Helg led them down the passage to a collapsed junction and pointed at a hole in the wall slightly above shoulder height. He climbed through first, before Thijis could stop him, and disappeared. Irik was momentarily convinced he'd been tricked, that Helg was about to trigger some greater collapse and bring the whole ruin down on his head, when the doktor stuck his head back through the gap and beckoned to him. The uneven floor and wall of the tunnel made climbing into the broken hole easy. As he passed into the darkness, he saw that the tunnel continued past the ancient collapse, lighted by the glowing lichen and seemingly unexplored.

What ancient people had built this place?
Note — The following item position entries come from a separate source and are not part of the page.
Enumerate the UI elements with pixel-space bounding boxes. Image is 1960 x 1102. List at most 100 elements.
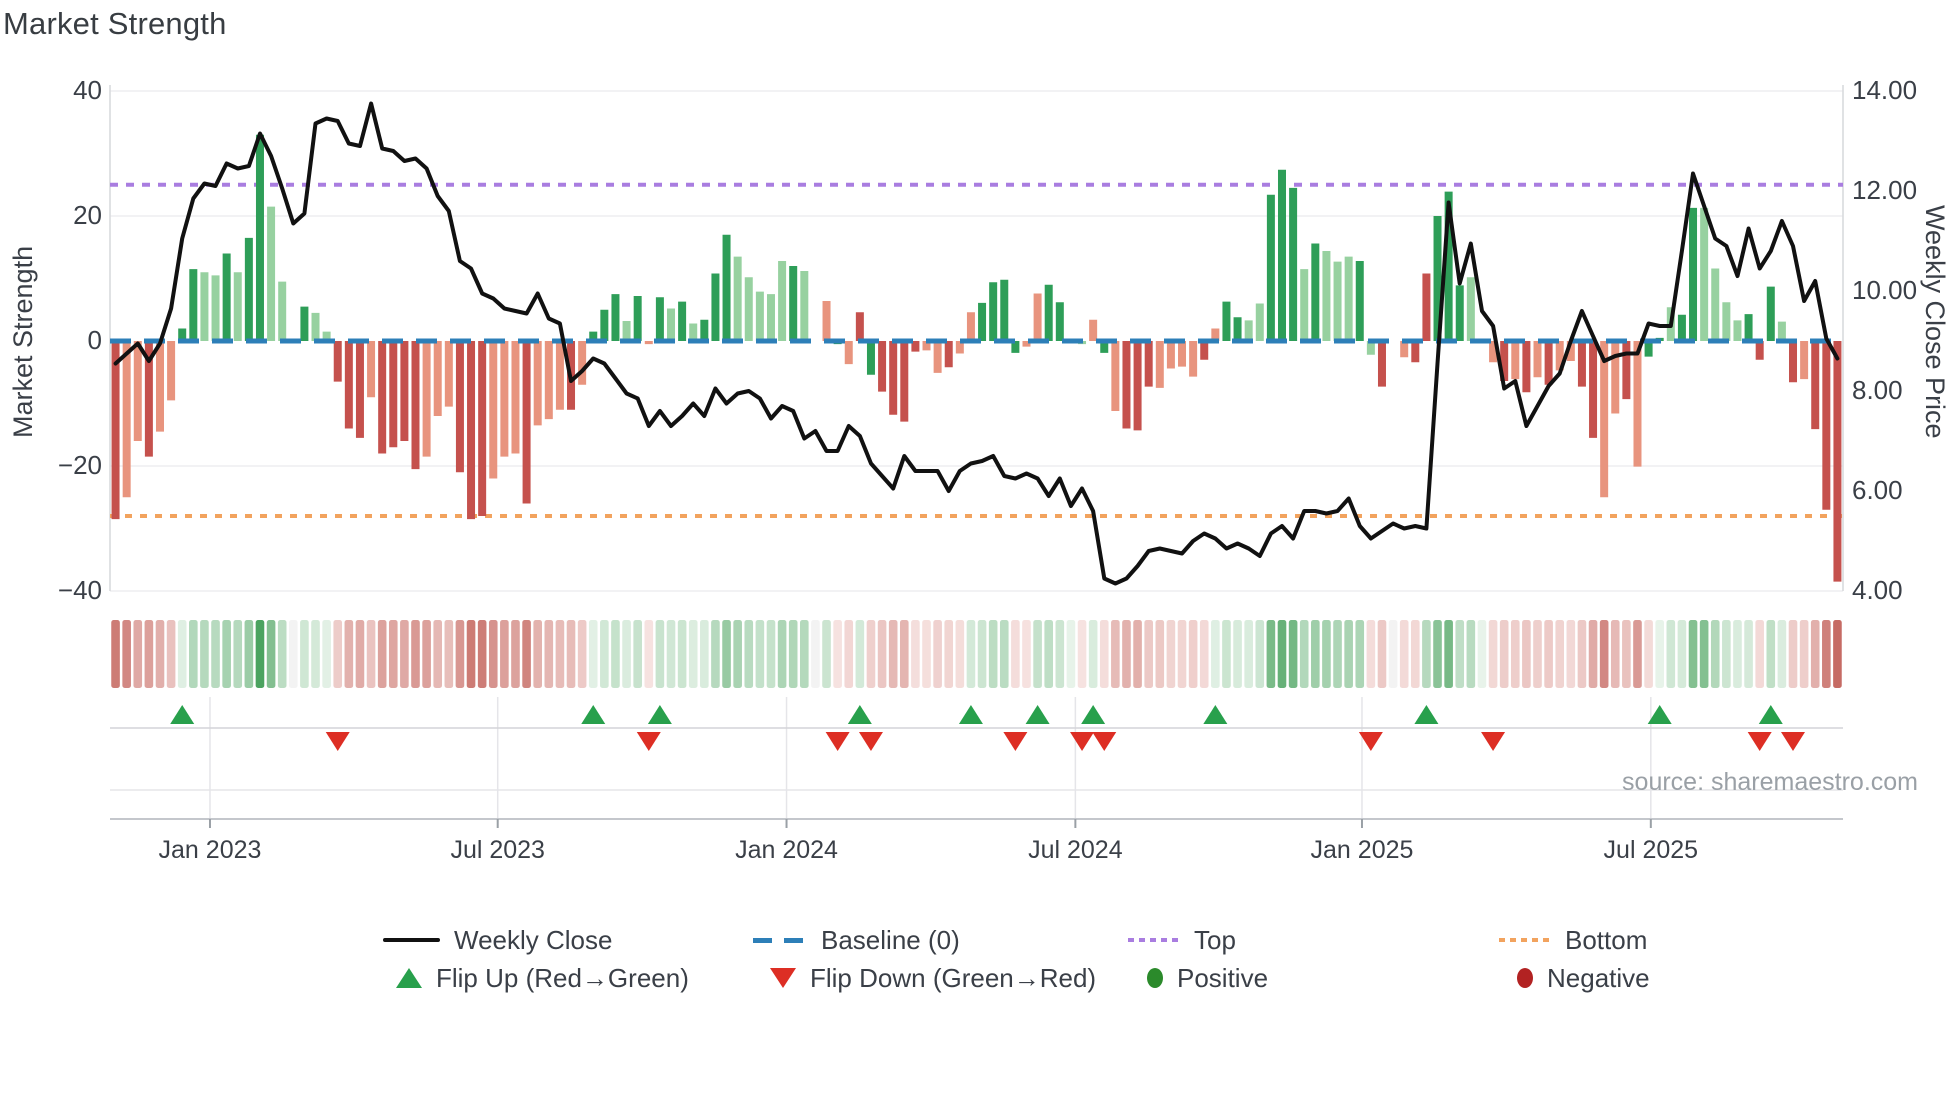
- heatmap-cell: [1622, 620, 1631, 688]
- heatmap-cell: [111, 620, 120, 688]
- strength-bar: [378, 341, 387, 454]
- strength-bar: [1200, 341, 1209, 360]
- strength-bar: [1222, 301, 1231, 341]
- heatmap-cell: [1433, 620, 1442, 688]
- strength-bar: [500, 341, 509, 457]
- strength-bar: [1744, 314, 1753, 341]
- strength-bar: [1233, 317, 1242, 341]
- heatmap-cell: [733, 620, 742, 688]
- strength-bar: [355, 341, 364, 438]
- heatmap-cell: [1144, 620, 1153, 688]
- heatmap-cell: [777, 620, 787, 688]
- heatmap-cell: [200, 620, 209, 688]
- heatmap-cell: [1199, 620, 1209, 688]
- y-right-tick-label: 10.00: [1852, 275, 1918, 305]
- strength-bar: [233, 272, 242, 341]
- heatmap-cell: [566, 620, 576, 688]
- legend-label: Flip Up (Red→Green): [436, 962, 689, 993]
- strength-bar: [1377, 341, 1386, 387]
- heatmap-cell: [1099, 620, 1109, 688]
- flip-down-marker: [325, 732, 350, 751]
- strength-bar: [600, 309, 609, 341]
- heatmap-cell: [444, 620, 454, 688]
- strength-bar: [822, 301, 831, 341]
- heatmap-cell: [1799, 620, 1809, 688]
- strength-bar: [1466, 277, 1475, 341]
- strength-bar: [1411, 341, 1420, 363]
- heatmap-cell: [1399, 620, 1409, 688]
- heatmap-cell: [1055, 620, 1065, 688]
- legend-label: Bottom: [1565, 924, 1648, 955]
- strength-bar: [900, 341, 909, 422]
- legend-item-top: Top: [1128, 924, 1236, 956]
- strength-bar: [1122, 341, 1131, 429]
- flip-down-marker: [858, 732, 883, 751]
- strength-bar: [278, 281, 287, 341]
- heatmap-cell: [544, 620, 554, 688]
- heatmap-cell: [244, 620, 254, 688]
- strength-bar: [422, 341, 431, 457]
- x-axis-date-label: Jul 2024: [1028, 836, 1123, 864]
- heatmap-cell: [744, 620, 754, 688]
- heatmap-cell: [855, 620, 865, 688]
- heatmap-cell: [1344, 620, 1353, 688]
- y-left-tick-label: −40: [57, 575, 102, 605]
- heatmap-cell: [899, 620, 909, 688]
- legend-label: Positive: [1177, 962, 1269, 993]
- strength-bar: [1244, 320, 1253, 341]
- strength-bar: [1111, 341, 1120, 411]
- strength-bar: [1600, 341, 1609, 498]
- chart-canvas: [109, 85, 1844, 828]
- strength-bar: [1766, 286, 1775, 341]
- strength-bar: [1522, 341, 1531, 393]
- y-right-tick-label: 6.00: [1852, 475, 1903, 505]
- strength-bar: [489, 341, 498, 479]
- strength-bar: [1355, 261, 1364, 341]
- strength-bar: [444, 341, 453, 407]
- legend-item-flip-up: Flip Up (Red→Green): [396, 962, 689, 994]
- top-dots-icon: [1128, 938, 1180, 942]
- strength-bar: [889, 341, 898, 415]
- strength-bar: [1700, 207, 1709, 341]
- heatmap-cell: [1555, 620, 1565, 688]
- strength-bar: [855, 312, 864, 341]
- heatmap-cell: [944, 620, 954, 688]
- heatmap-cell: [1377, 620, 1387, 688]
- strength-bar: [1455, 285, 1464, 341]
- heatmap-cell: [1699, 620, 1709, 688]
- y-left-tick-label: 0: [87, 325, 102, 355]
- strength-bar: [844, 341, 853, 365]
- legend-item-positive: Positive: [1147, 962, 1268, 994]
- flip-down-marker: [825, 732, 850, 751]
- heatmap-cell: [1599, 620, 1609, 688]
- heatmap-cell: [1788, 620, 1798, 688]
- heatmap-cell: [1544, 620, 1553, 688]
- strength-bar: [1144, 341, 1153, 387]
- strength-bar: [111, 341, 120, 520]
- strength-bar: [333, 341, 342, 382]
- heatmap-cell: [177, 620, 187, 688]
- strength-bar: [1511, 341, 1520, 380]
- strength-bar: [1622, 341, 1631, 400]
- heatmap-cell: [400, 620, 409, 688]
- strength-bar: [344, 341, 353, 429]
- flip-up-marker: [1203, 705, 1228, 724]
- heatmap-cell: [1011, 620, 1020, 688]
- y-right-tick-label: 12.00: [1852, 175, 1918, 205]
- strength-bar: [1577, 341, 1586, 387]
- strength-bar: [678, 301, 687, 341]
- page-title: Market Strength: [3, 6, 227, 41]
- strength-bar: [244, 237, 253, 341]
- strength-bar: [800, 271, 809, 341]
- heatmap-cell: [688, 620, 698, 688]
- heatmap-cell: [1755, 620, 1764, 688]
- strength-bar: [267, 206, 276, 341]
- heatmap-cell: [1111, 620, 1120, 688]
- heatmap-cell: [1566, 620, 1576, 688]
- heatmap-cell: [888, 620, 898, 688]
- strength-bar: [1055, 302, 1064, 341]
- heatmap-cell: [655, 620, 665, 688]
- heatmap-cell: [233, 620, 243, 688]
- strength-bar: [155, 341, 164, 432]
- heatmap-cell: [588, 620, 598, 688]
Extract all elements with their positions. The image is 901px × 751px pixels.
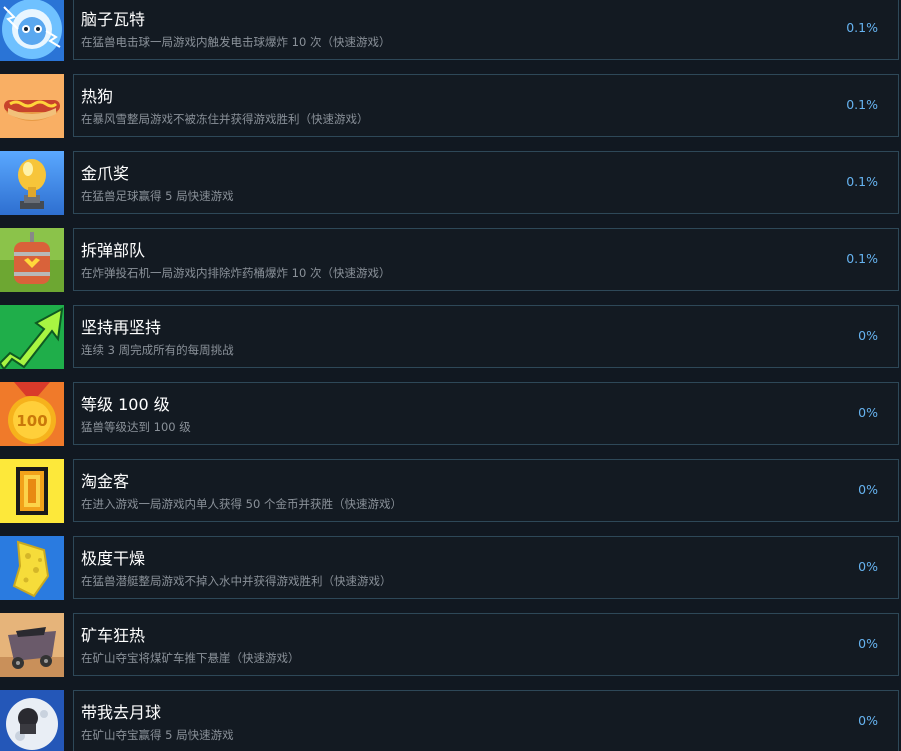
achievement-row[interactable]: 热狗 在暴风雪整局游戏不被冻住并获得游戏胜利（快速游戏） 0.1% bbox=[0, 74, 901, 141]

Why had he never even heard mention of such an obviously primeval ruin beneath the city? Oridos was indeed old, but this seemed older still. Thijis shook his head and filed it under the increasingly long list of things he didn't understand. The history of this city was a massive blank space, an empty shelf. If he survived to retirement, maybe he'd write a book.

The hole turned out to be a breach leading into a newer, but still ancient crawlspace made of granite block, which in turn led downward at an easy grade. He thought they were heading roughly south, toward the Inner Sea, but he might easily have gotten turned around in the pathless depths. The crawlspace was wide enough to move easily but not high enough to walk in, so they were forced to go along at a bent shuffle.

"What was this? A breathing shaft of some kind?" Thijis asked. Helg did not respond, only beckoning again. Thijis grimaced and followed.

He must have been correct, because eventually the floor of the shaft dipped to form a shallow basin with a grate at its bottom before continuing on into the darkness. An air shaft.

Helg opened it easily. There was no rust on its hinges. Looking up at Thijis over the now gaping hole into a black space below, he beckoned again. It took a moment for Irik to figure out that he was asking for the lantern. Yes, Irik, give the crazed murderer your only light and let him leave you alone in the black beneath the city. He had a momentary vision of himself crawling lost below Oridos for the rest of his natural life. He'd gone this far, however, and it seemed best to go with that decision.

He handed Helg the lantern and watched as the scrawny doktor lowered it through the hole, looked around briefly, and then hopped through.

Thijis gripped the rim of the grate and looked downward to find Helg looking up at him, beckoning again. Yes, yes.

The drop was less than ten feet, but it hurt. Helg seemed to have made it without complaint. Thijis followed as the old man led the way through a small chamber adjoining a larger through a square archway.